Le récif lui-même est estimé à 20,000 226 ans et abrite 875 des 1995 espèces qui existent dans la région. Le parc marin national de Cabo Pulmo a été créé en 17,750 et couvre 10 XNUMX acres marins. Certaines parties de la montagne de corail peu profonde se trouvent à seulement XNUMX milles au large. En plus des tortues de mer, des dauphins, des requins tigres et des requins taureaux, des baleines bleues et à bosse en migration et des requins baleines rares se rassemblent dans la région. (Pour une superbe collection de photographies de Cabo Pulmo, voir National Geographic's Photos : Meilleur parc marin ? Saut et essaim de poissons en plein essor)Des décennies de surpêche et la pratique commerciale consistant à traîner des ancres et des filets avaient laissé le récif presque dépourvu de vie. Au début des années 90, les pêcheurs locaux ont reconnu le besoin de protection et se sont mobilisés pour la réserve. Quatre ans après sa création, les moniteurs de l'Université autonome de Baja California Sur (UABCS) et Scripps ont été étonnés des changements dans la vie marine. L'application de la zone d'interdiction de pêche / de prise avait donné naissance à des mérous du Golfe plus gros que partout ailleurs dans le Golfe, à des bancs denses de carangues prédateurs, à un nombre accru de requins noirs de récif et à d'autres prédateurs.

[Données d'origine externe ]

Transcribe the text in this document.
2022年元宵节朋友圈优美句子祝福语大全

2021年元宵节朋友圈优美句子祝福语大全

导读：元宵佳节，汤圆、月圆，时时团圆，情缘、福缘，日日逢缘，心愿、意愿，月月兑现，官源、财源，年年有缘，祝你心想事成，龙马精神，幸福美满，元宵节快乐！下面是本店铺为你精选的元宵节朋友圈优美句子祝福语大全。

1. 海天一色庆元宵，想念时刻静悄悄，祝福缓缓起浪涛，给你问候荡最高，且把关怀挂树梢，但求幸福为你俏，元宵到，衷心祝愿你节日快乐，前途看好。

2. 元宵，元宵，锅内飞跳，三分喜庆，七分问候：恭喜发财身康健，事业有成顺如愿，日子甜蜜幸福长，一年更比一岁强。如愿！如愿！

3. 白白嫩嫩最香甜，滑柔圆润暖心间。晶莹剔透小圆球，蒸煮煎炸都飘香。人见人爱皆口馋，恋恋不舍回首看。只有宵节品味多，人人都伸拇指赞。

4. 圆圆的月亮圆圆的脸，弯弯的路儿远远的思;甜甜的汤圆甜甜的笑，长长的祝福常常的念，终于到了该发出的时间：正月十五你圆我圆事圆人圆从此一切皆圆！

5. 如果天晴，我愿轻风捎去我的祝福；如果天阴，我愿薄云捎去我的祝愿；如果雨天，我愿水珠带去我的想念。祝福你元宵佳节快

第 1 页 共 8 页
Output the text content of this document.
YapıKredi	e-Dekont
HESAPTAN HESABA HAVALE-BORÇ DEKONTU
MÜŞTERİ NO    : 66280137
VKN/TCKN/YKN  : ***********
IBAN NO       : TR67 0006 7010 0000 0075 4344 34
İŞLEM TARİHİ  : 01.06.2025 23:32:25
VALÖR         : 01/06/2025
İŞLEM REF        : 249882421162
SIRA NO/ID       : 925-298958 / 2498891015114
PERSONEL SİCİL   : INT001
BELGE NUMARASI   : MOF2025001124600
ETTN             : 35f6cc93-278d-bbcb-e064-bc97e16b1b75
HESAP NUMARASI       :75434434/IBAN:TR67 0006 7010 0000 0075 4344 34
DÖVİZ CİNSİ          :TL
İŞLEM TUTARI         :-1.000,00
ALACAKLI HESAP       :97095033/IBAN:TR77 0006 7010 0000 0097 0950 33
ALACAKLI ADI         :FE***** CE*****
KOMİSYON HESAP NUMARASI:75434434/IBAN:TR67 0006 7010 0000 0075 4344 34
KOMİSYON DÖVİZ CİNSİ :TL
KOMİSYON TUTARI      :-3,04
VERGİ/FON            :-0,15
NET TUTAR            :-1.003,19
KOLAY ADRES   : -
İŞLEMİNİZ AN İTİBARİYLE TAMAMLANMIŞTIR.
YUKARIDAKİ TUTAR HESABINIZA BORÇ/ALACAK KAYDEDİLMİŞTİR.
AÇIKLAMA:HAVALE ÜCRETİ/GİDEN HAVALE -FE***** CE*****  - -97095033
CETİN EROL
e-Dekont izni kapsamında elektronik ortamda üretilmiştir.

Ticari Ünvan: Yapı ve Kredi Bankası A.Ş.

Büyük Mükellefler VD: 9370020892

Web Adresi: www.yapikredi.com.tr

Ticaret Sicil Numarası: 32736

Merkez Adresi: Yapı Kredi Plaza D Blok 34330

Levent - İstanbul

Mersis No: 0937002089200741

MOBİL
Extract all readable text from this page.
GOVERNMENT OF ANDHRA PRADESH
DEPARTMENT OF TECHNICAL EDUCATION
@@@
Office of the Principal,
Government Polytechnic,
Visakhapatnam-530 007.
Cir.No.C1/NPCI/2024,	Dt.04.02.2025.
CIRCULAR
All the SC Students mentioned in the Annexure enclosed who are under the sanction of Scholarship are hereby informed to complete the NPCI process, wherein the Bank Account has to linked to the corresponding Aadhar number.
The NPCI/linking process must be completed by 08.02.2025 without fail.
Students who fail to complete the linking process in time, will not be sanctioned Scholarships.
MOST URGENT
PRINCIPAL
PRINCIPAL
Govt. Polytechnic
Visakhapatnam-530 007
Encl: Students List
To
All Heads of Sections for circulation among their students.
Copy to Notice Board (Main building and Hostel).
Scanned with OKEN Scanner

En 2005, Cabo Pulmo a été désigné site du patrimoine mondial de l'UNESCO et en 2008, il a été ajouté à la liste Ramsar des zones humides d'importance internationale. Une grande partie du crédit revient à la population locale, qui a fait un virage spectaculaire de la pêche à l'écotourisme et a mis tout son énergie à faire respecter les protections marines. Une étude publiée par le Scripps Institute of Oceanography a rapporté qu'en août 2011, la biomasse de Cabo Pulmo - le poids total des espèces vivantes - avait augmenté de 463 pour cent entre 1999 et 2009. "Aucune autre réserve marine au monde n'a montré un tel rétablissement des poissons, ” a écrit le chercheur Octavio Aburto-Oropeza.

Ces excellents résultats ont rendu l'autorisation du gouvernement mexicain pour le développement haut de gamme / uber de Cabo Cortez d'autant plus époustouflante. Pour qu'une population locale ait travaillé si dur pour redonner vie à la mer et ait été sanctionnée et honorée par de nombreuses organisations mondiales, il semblait impossible de croire qu'un permis de 9,380 27,000 acres avec sept hôtels, 490 5,000 chambres, deux terrains de golf cours, une marina pour XNUMX bateaux, et XNUMX XNUMX résidents pour les travailleurs pourraient même être envisagés.

Des groupes tels que l'ONG américaine Wildcoast, l'ONG mexicaine Niparajá, Pro Natura Northwest, Community & Diversity, Friends of Cabo Pulmo, Scripps Institute of Oceanography, le World Wildlife Fund, Greenpeace et UABCS se sont réunis pour protester contre Cabo Cortez. Leurs efforts ont prouvé que les campagnes locales pouvaient être efficaces.

Une avalanche de médias – sites Web, journaux, spots radio et segments télévisés aux heures de grande écoute – a attiré l'attention. Une exposition de photos a été organisée au Sénat fédéral et au Palais législatif de Mexico pour souligner l'importance du récif et a conduit à des motions contre le projet proposé. Des pressions ont été exercées sur l'agence mexicaine de protection de l'environnement pour révoquer le permis de développement.

Dans son annonce du vendredi 15 juin 2012, Calderón a réaffirmé les préoccupations écologistes. "En raison de sa taille", a-t-il dit, "nous devons être absolument certains qu'il ne causerait pas de dommages irréversibles, et cette certitude absolue n'a pas été prouvée".

Omar Vidal, le chef du WWF Mexique, a appelé l'annonce, "Une victoire importante, car elle montre que lorsque le public s'organise, il peut réaliser de grandes choses."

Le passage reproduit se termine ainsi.